Plenty of articles in the scholarly and popular press have reported this revelation. And it has the endorsement of the United States government. Now the California wine industry has proposed to publicize the scientific evidence in an exceedingly careful and discreet way. The Wine Institute has asked the federal Bureau of Alcohol, Tobacco and Firearms to approve an optional label with the following message: “To learn the health effects of moderate wine consumption, send for the federal government’s Dietary Guidelines for Americans,” followed by an address.

Those guidelines are less than giddy about the benefits of alcohol. They note that it can cause a variety of serious ailments, damage the brain and make you fat; they argue that certain people (including children, pregnant women and problem drinkers) should avoid it entirely; and they stress that moderation, defined as no more than one drink a day for women and two from men, is critical. But they also acknowledge that “moderate drinking is associated with a lower risk for coronary heart disease in some individuals.”

The proposed label could hardly be more innocuous, but it still has managed to spark outrage at the Center for Science in the Public Interest, a left-of-center group that thinks Americans should be protected against any information they might misuse. CSPI urged ATF to reject the label, claiming that it will mislead people into believing that they should drink for their health and serve the wine industry’s interest in bigger profits.

Mislead?

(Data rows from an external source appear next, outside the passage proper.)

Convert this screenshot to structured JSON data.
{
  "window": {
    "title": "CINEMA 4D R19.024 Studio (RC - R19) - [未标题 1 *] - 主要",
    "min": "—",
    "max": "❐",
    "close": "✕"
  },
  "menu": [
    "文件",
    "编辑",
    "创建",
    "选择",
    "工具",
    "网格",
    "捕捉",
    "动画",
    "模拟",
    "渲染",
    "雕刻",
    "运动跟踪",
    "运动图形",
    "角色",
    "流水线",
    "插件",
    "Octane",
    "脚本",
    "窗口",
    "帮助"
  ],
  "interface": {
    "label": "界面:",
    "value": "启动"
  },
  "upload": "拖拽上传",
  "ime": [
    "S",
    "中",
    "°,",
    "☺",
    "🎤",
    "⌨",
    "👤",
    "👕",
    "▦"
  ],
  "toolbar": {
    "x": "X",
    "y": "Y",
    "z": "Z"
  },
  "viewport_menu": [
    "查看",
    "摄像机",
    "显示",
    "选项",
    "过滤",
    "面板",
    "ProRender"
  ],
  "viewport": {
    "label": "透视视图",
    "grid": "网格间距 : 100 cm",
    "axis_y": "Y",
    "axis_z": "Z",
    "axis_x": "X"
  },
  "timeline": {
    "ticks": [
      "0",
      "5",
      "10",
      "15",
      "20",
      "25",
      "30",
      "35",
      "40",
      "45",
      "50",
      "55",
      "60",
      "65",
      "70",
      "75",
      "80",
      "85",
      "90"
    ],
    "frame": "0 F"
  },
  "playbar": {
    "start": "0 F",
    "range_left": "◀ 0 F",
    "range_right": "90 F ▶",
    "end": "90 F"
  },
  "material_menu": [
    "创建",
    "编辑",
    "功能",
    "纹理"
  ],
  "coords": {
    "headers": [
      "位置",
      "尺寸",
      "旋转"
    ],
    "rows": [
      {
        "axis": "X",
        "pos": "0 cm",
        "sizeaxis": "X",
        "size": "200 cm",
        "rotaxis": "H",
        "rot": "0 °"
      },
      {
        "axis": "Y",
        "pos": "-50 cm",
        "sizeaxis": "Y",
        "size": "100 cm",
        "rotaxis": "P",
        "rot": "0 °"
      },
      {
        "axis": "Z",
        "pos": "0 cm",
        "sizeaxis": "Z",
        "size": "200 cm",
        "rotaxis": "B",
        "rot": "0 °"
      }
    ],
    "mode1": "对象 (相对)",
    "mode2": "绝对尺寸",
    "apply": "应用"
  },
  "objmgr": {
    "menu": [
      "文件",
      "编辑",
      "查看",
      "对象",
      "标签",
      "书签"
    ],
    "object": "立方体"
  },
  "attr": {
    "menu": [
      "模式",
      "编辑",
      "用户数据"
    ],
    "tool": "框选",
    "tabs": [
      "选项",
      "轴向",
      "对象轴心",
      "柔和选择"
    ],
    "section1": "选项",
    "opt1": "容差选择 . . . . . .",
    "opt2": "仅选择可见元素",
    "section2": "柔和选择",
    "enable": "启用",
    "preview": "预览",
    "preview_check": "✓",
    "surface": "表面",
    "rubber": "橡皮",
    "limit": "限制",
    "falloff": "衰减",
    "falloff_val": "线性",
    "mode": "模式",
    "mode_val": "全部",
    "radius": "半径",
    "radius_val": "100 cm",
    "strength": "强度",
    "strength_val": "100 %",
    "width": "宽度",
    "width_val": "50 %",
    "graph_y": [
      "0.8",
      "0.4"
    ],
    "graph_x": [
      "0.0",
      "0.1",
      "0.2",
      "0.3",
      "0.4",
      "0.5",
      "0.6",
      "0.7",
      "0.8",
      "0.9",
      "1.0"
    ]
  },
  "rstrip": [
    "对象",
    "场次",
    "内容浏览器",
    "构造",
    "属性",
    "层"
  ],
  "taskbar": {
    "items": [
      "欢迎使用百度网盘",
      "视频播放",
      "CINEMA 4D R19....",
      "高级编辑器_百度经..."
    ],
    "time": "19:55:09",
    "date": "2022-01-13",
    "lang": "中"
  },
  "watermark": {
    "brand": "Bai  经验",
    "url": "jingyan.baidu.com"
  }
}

It’s not misleading to direct consumers to information pointing out, accurately, that some people will indeed enjoy better health and live longer if they drink responsibly. Some people will not, of course–which is why labels on alcoholic beverages already carry a government-required warning about the health dangers of drinking. In a free society, when legal products are involved, the custom is to provide information and let competent adults make their own decisions.

Of course, wineries may make more money if some people decide they don’t need to avoid a glass of wine with dinner–just as CSPI may get more contributions if some people applaud its prohibitionist stance. But neither outcome is a tragedy the federal government should strive to avert. The Wine Institute’s request is a perfectly reasonable one. Its opponents need to sober up.